考虑电-氢一体化的微电网低碳-经济协同优化调度

doi:10.11930/j.issn.1004-9649.202312018

摘要/Abstract

摘要：

针对微电网中缺乏对碳排放流特性的精确刻画，导致运行层面中微电网的低碳运行方式和经济运行方式之间矛盾凸显，低碳和经济难以兼顾的问题，构建了计及绿电制氢和多能耦合的电-氢一体化运行框架，提出了综合考虑碳排放流和低碳需求响应的微电网低碳-经济协同双层优化调度模型。上层优化调度模型中，以风光储氢一体化工业园区为典型微电网场景，以低碳性和经济性协调最优为目标，将源侧碳交易机制融入调度决策目标中，充分挖掘微电网低碳-经济协同运行方式，以此制定微电网最优低碳经济调度策略；下层低碳需求响应模型中，以微电网用户碳减排所节约的碳排放成本为激励信号，通过建立微电网能量流与碳排放流的映射关系，实现碳排放责任的转移和分摊以及对微电网运行中的碳排放特性精细化评估，进而建立由负荷碳排放强度时空差异性引导用户参与碳减排策略的低碳需求响应（demond response，DR）模型，深入挖掘微电网源-荷间的低碳性和经济性间的协同性。以某工业园区微电网为例，验证了所提模型能有效兼顾系统的低碳性和经济性。

关键词: 微电网, 电-氢一体化, 碳交易机制, 低碳调度, 需求响应, 碳排放流

Abstract:

In order to solve the problem that microgrids lack accurate characterization of carbon emission flow, which leads to the increasing contradiction between the low-carbon operation mode and the economic operation mode in operation level and the poor balance between low-carbon and economy, this paper constructs an electricity-hydrogen integrated operation framework considering power to hydrogen (P2H) and and multi-energy coupling, and proposes a low-carbon - economic collaborative double-layer optimal dispatching model for microgrid considering carbon emission flow and low-carbon demand response.

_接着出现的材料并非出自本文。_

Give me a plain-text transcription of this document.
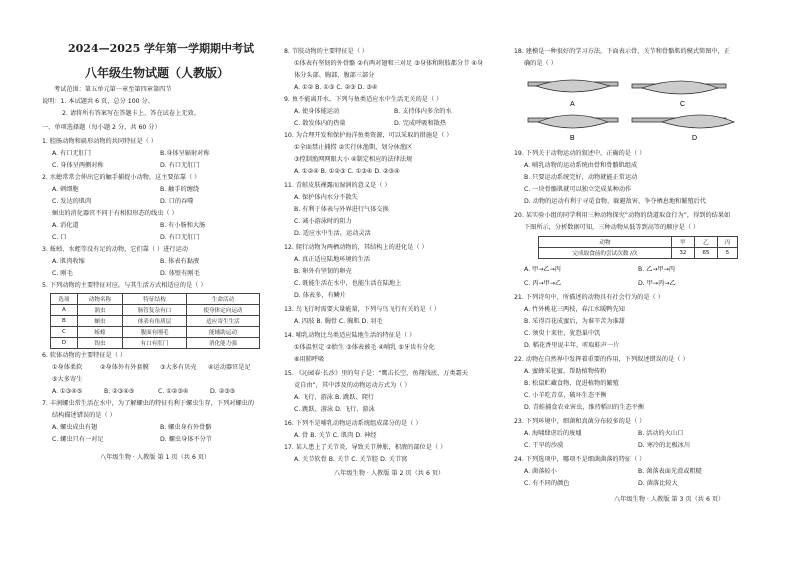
2024—2025 学年第一学期期中考试
八年级生物试题（人教版）
考试范围：第五单元第一章至第四章第四节
说明：1. 本试题共 6 页，总分 100 分。
2. 请将所有答案写在答题卡上，答在试卷上无效。
一、单项选择题（每小题 2 分，共 60 分）
1. 腔肠动物和扁形动物的共同特征是（ ）
A. 有口无肛门	B.身体呈辐射对称
C. 身体呈两侧对称	D. 有口无肛门
2. 水螅常常会伸出它的触手捕捉小动物，这主要依靠（ ）
A. 刺细胞	B. 触手的缠绕
C. 发达的肌肉	D. 口的吞噬
蛔虫的消化器官不同于有相似形态的线虫（ ）
A. 消化道	B. 有小肠和大肠
C. 口	D. 有口无肛门
3. 蚯蚓、水蛭等没有足的动物，它们靠（ ）进行运动
A. 肌肉收缩	B. 体表有黏液
C. 刚毛	D. 体壁有刚毛
5. 下列动物的主要特征对应，与其生活方式相适应的是（ ）
选项	动物名称	特征结构	生命活动
A	涡虫	肠管复杂有口	使身体定向运动
B	蛔虫	体表有角质层	适应寄生生活
C	蚯蚓	腹面有刚毛	能辅助运动
D	钩虫	有口有肛门	消化能力强
6. 软体动物的主要特征是（ ）
①身体柔软	②身体外有外套膜 ③大多有贝壳 ④运动器官是足
⑤大多寄生
A. ①③④⑤	B. ②③④⑤	C. ①②③④	D. ②③⑤
7. 丰润螺虫常生活在水中，为了解螺虫的特征有利于螺虫生存，下列对螺虫的
结构描述错误的是（ ）
A. 螺虫成虫有翅	B. 螺虫身有外骨骼
C. 螺虫只有一对足	D. 螺虫身体不分节
八年级生物 · 人教版 第 1 页（共 6 页）
8. 节肢动物的主要特征是（ ）
①体表有坚韧的外骨骼 ②有两对翅和三对足 ③身体和附肢都分节 ④身
体分头部、胸部、腹部三部分
A. ①② B. ①③ C. ②③ D. ③④
9. 鱼不能离开水，下列与鱼类适应水中生活无关的是（ ）
A. 使身体能运动	B. 支持体内多余的水
C. 散发体内的热量	D. 完成呼吸和散热
10. 为合理开发和保护海洋鱼类资源，可以采取的措施是（ ）
①全面禁止捕捞 ②实行休渔期，划分休渔区
③控制渔网网眼大小 ④制定相应的法律法规
A. ①②④ B. ①②③ C. ①③④ D. ②③④
11. 青蛙皮肤裸露而湿润的意义是（ ）
A. 保护体内水分不散失
B. 有利于体表与外界进行气体交换
C. 减小游泳时的阻力
D. 适应水中生活，运动灵活
12. 爬行动物为两栖动物的，其结构上的进化是（ ）
A. 真正适应陆地环境的生活
B. 卵外有坚韧的卵壳
C. 既能生活在水中，也能生活在陆地上
D. 体表多，有鳞片
13. 鸟飞行时需要大量能量，下列与鸟飞行有关的是（ ）
A. 四肢 B. 胸骨 C. 胸肌 D. 羽毛
14. 哺乳动物比鸟类适应陆地生活的特征是（ ）
①体温恒定 ②胎生 ③体表被毛 ④哺乳 ⑤牙齿有分化
⑥用肺呼吸
15. 《沁园春·长沙》里的句子是：“鹰击长空，鱼翔浅底，万类霜天
竞自由”，其中涉及的动物运动方式为（ ）
A. 飞行、游泳 B. 跳跃、爬行
C. 跳跃、游泳 D. 飞行、游泳
16. 下列不是哺乳动物运动系统组成部分的是（ ）
A. 骨 B. 关节 C. 肌肉 D. 神经
17. 某人患上了关节炎，导致关节肿胀，积液的部位是（ ）
A. 关节软骨 B. 关节 C. 关节腔 D. 关节窝
八年级生物 · 人教版 第 2 页（共 6 页）
18. 建模是一种很好的学习方法，下面表示骨、关节和骨骼肌的模式简图中，正
确的是（ ）
A	C
B	D
19. 下列关于动物运动的叙述中，正确的是（ ）
A. 哺乳动物的运动系统由骨和骨骼肌组成
B. 只要运动系统完好，动物就能正常运动
C. 一块骨骼肌就可以独立完成某种动作
D. 动物的运动有利于寻觅食物、躲避敌害、争夺栖息地和繁殖后代
20. 某实验小组的同学利用三种动物探究“动物的绕道取食行为”，得到的结果如
下图所示，分析数据可知，三种动物从低等到高等的顺序是（ ）
动物	甲	乙	丙
完成取食前的尝试次数 /次	32	65	5
A. 甲→乙→丙	B. 乙→甲→丙
C. 丙→甲→乙	D. 甲→丙→乙
21. 下列诗句中，所描述的动物具有社会行为的是（ ）
A. 竹外桃花三两枝，春江水暖鸭先知
B. 采得百花成蜜后，为谁辛苦为谁甜
C. 须臾十来往，犹恐巢中饥
D. 稻花香里说丰年，听取蛙声一片
22. 动物在自然界中发挥着重要的作用，下列叙述错误的是（ ）
A. 蜜蜂采花蜜，帮助植物传粉
B. 松鼠贮藏食物，促进植物的繁殖
C. 小羊吃青草，破坏生态平衡
D. 青蛙捕食农业害虫，维持稻田的生态平衡
23. 下列环境中，细菌和真菌分布较多的是（ ）
A. 海啸肆虐后的废墟	B. 活动的火山口
C. 干旱的沙漠	D. 寒冷的北极冰川
24. 下列选项中，哪项不是细菌菌落的特征（ ）
A. 菌落较小	B. 菌落表面光滑或粗糙
C. 有不同的颜色	D. 菌落比较大
八年级生物 · 人教版 第 3 页（共 6 页）
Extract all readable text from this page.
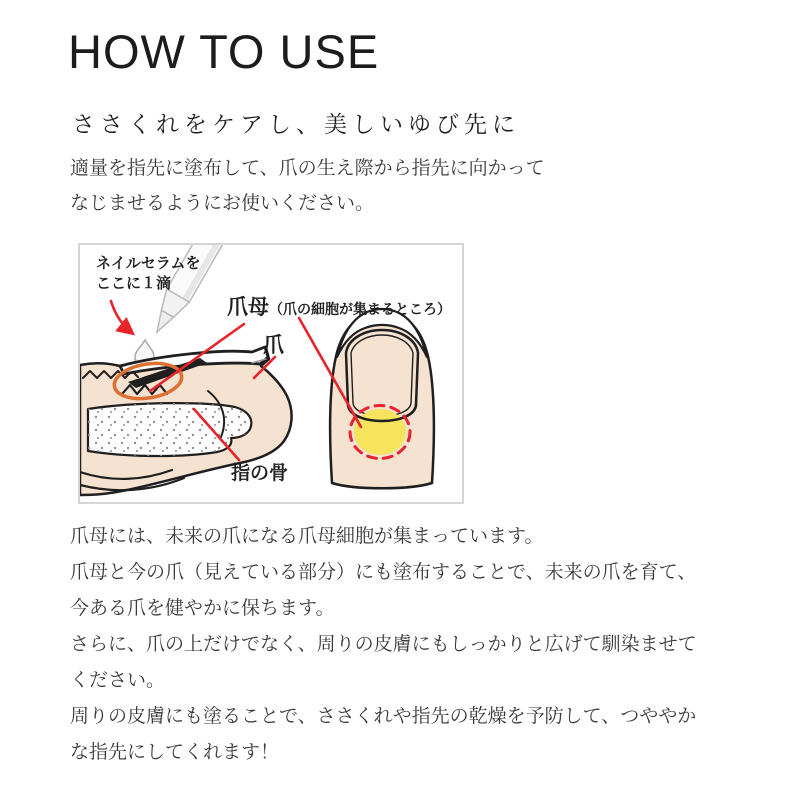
HOW TO USE
ささくれをケアし、美しいゆび先に
適量を指先に塗布して、爪の生え際から指先に向かって
なじませるようにお使いください。
ネイルセラムを
ここに１滴
爪母 （爪の細胞が集まるところ）
爪
指の骨
爪母には、未来の爪になる爪母細胞が集まっています。
爪母と今の爪（見えている部分）にも塗布することで、未来の爪を育て、
今ある爪を健やかに保ちます。
さらに、爪の上だけでなく、周りの皮膚にもしっかりと広げて馴染ませて
ください。
周りの皮膚にも塗ることで、ささくれや指先の乾燥を予防して、つややか
な指先にしてくれます！
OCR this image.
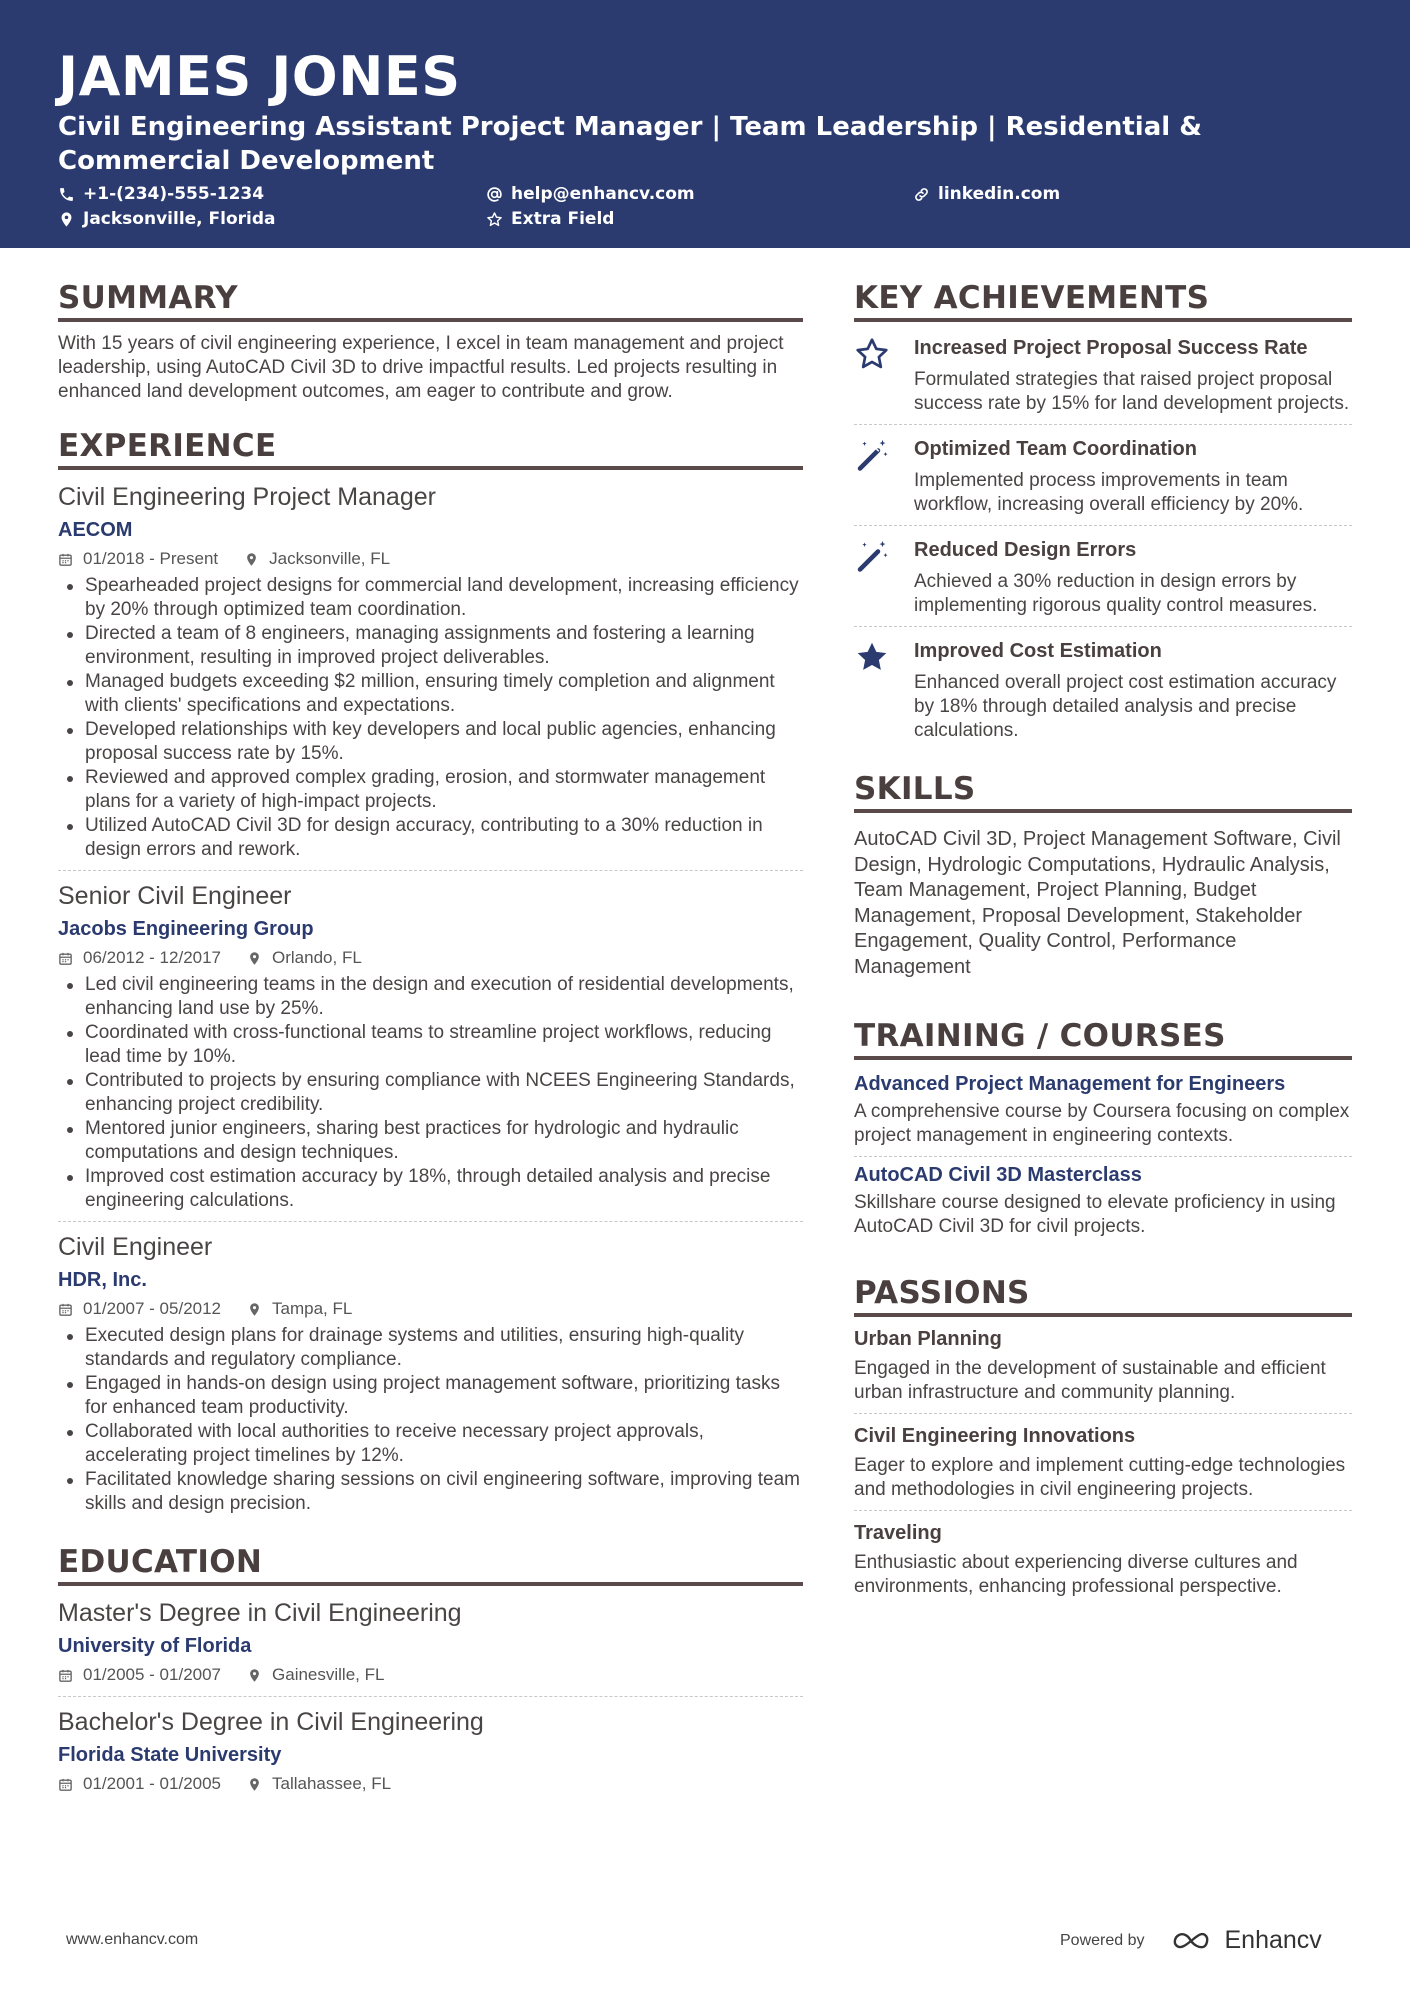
JAMES JONES
Civil Engineering Assistant Project Manager | Team Leadership | Residential & Commercial Development
+1-(234)-555-1234	help@enhancv.com	linkedin.com
Jacksonville, Florida	Extra Field
SUMMARY
With 15 years of civil engineering experience, I excel in team management and project leadership, using AutoCAD Civil 3D to drive impactful results. Led projects resulting in enhanced land development outcomes, am eager to contribute and grow.
EXPERIENCE
Civil Engineering Project Manager
AECOM
01/2018 - Present	Jacksonville, FL
Spearheaded project designs for commercial land development, increasing efficiency by 20% through optimized team coordination.
Directed a team of 8 engineers, managing assignments and fostering a learning environment, resulting in improved project deliverables.
Managed budgets exceeding $2 million, ensuring timely completion and alignment with clients' specifications and expectations.
Developed relationships with key developers and local public agencies, enhancing proposal success rate by 15%.
Reviewed and approved complex grading, erosion, and stormwater management plans for a variety of high-impact projects.
Utilized AutoCAD Civil 3D for design accuracy, contributing to a 30% reduction in design errors and rework.
Senior Civil Engineer
Jacobs Engineering Group
06/2012 - 12/2017	Orlando, FL
Led civil engineering teams in the design and execution of residential developments, enhancing land use by 25%.
Coordinated with cross-functional teams to streamline project workflows, reducing lead time by 10%.
Contributed to projects by ensuring compliance with NCEES Engineering Standards, enhancing project credibility.
Mentored junior engineers, sharing best practices for hydrologic and hydraulic computations and design techniques.
Improved cost estimation accuracy by 18%, through detailed analysis and precise engineering calculations.
Civil Engineer
HDR, Inc.
01/2007 - 05/2012	Tampa, FL
Executed design plans for drainage systems and utilities, ensuring high-quality standards and regulatory compliance.
Engaged in hands-on design using project management software, prioritizing tasks for enhanced team productivity.
Collaborated with local authorities to receive necessary project approvals, accelerating project timelines by 12%.
Facilitated knowledge sharing sessions on civil engineering software, improving team skills and design precision.
EDUCATION
Master's Degree in Civil Engineering
University of Florida
01/2005 - 01/2007	Gainesville, FL
Bachelor's Degree in Civil Engineering
Florida State University
01/2001 - 01/2005	Tallahassee, FL
KEY ACHIEVEMENTS
Increased Project Proposal Success Rate
Formulated strategies that raised project proposal success rate by 15% for land development projects.
Optimized Team Coordination
Implemented process improvements in team workflow, increasing overall efficiency by 20%.
Reduced Design Errors
Achieved a 30% reduction in design errors by implementing rigorous quality control measures.
Improved Cost Estimation
Enhanced overall project cost estimation accuracy by 18% through detailed analysis and precise calculations.
SKILLS
AutoCAD Civil 3D, Project Management Software, Civil Design, Hydrologic Computations, Hydraulic Analysis, Team Management, Project Planning, Budget Management, Proposal Development, Stakeholder Engagement, Quality Control, Performance Management
TRAINING / COURSES
Advanced Project Management for Engineers
A comprehensive course by Coursera focusing on complex project management in engineering contexts.
AutoCAD Civil 3D Masterclass
Skillshare course designed to elevate proficiency in using AutoCAD Civil 3D for civil projects.
PASSIONS
Urban Planning
Engaged in the development of sustainable and efficient urban infrastructure and community planning.
Civil Engineering Innovations
Eager to explore and implement cutting-edge technologies and methodologies in civil engineering projects.
Traveling
Enthusiastic about experiencing diverse cultures and environments, enhancing professional perspective.
www.enhancv.com	Powered by	Enhancv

In the upper optimization dispatching model, with the integrated wind, solar and hydrogen storage industrial park as a typical microgrid scenario and the coordinated optimization of low-carbon and economy as the objective, the source-side carbon trading mechanism is integrated into the dispatching decision-making objective to fully explore the low-carbon - economy coordinated operation mode of microgrid, with which the optimal low-carbon economic dispatching strategy of microgrid is formulated. In the low-carbon demand response model, with the saved carbon emission costs by reduced carbon emissions of microgrid users as an incentive signal, a mapping relationship between energy flow and carbon emission flow of microgrid is established to realize the transfer and allocation of carbon emission responsibilities and fine evaluation of carbon emission characteristics of microgrid operations, so as to establish a low-carbon DR model which guides users to participate in carbon emission reduction strategies according to the spatial and temporal differences of load carbon emission intensity, and to deeply explore the synergy between low-carbon and economy of source-load of microgrid. Finally, a case study of an industrial park microgrid is conducted to verify the effectiveness of the proposed model.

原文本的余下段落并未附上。